文面にはこう書かれてあった。『そのための力も用意した。次の所に移動して』
手紙に記された通りに移動した場所はこの家の巨大な地下室だった。ここまで来るまでにこの家が所謂豪邸と呼ばれる物だという事は分かっていたが、まさかこんなシェルターみたいな地下室まであったとは。

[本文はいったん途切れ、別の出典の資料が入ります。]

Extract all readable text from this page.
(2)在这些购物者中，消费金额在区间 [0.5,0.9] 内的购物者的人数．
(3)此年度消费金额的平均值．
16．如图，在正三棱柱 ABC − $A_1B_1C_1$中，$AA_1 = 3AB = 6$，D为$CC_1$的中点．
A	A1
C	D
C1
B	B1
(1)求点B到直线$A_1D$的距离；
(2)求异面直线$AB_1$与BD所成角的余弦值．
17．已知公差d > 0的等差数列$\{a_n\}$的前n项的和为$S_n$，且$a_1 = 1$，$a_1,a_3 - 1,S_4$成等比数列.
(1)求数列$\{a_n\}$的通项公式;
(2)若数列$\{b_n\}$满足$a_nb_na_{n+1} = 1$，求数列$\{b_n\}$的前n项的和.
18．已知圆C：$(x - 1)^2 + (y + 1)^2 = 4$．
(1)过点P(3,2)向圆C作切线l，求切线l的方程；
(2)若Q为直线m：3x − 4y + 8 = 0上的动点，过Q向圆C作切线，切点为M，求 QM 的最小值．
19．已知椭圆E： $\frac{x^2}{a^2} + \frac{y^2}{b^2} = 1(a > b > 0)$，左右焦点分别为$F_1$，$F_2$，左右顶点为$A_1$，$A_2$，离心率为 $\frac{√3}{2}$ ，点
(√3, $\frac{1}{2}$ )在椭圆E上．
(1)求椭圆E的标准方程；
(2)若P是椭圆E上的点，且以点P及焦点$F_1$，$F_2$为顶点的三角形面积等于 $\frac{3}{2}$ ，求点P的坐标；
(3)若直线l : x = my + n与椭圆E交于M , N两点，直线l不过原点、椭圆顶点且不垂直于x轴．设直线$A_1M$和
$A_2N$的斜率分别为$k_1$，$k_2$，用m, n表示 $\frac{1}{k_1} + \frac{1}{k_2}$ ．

地下室はまるで秘密の研究所だ。見慣れない大層な電子機器がいくつも並び、あちこちには巨大な木箱がいくつも置いてある。
そしてその奥に、目的のソレは鎮座していた。
「……これは、あの時の……」
それは、涼馬が死の間際に出会ったモノの同種。漆黒なカラーリングに腰には拳銃。
大きさも同じくらいだが、あの時のロボットとの違いはスリムな姿、そして方に斜め掛けで掛けられている、巨大な刀。
文面の最後は、こう締めくくられていた。
『現在、第三世代の復旧で、最前線からお払い箱になってきてる第二世代ノームを僕なりに改良して造ったエンドエイプ――カリラだ』
座した巨人は、静かにその時を待っていた。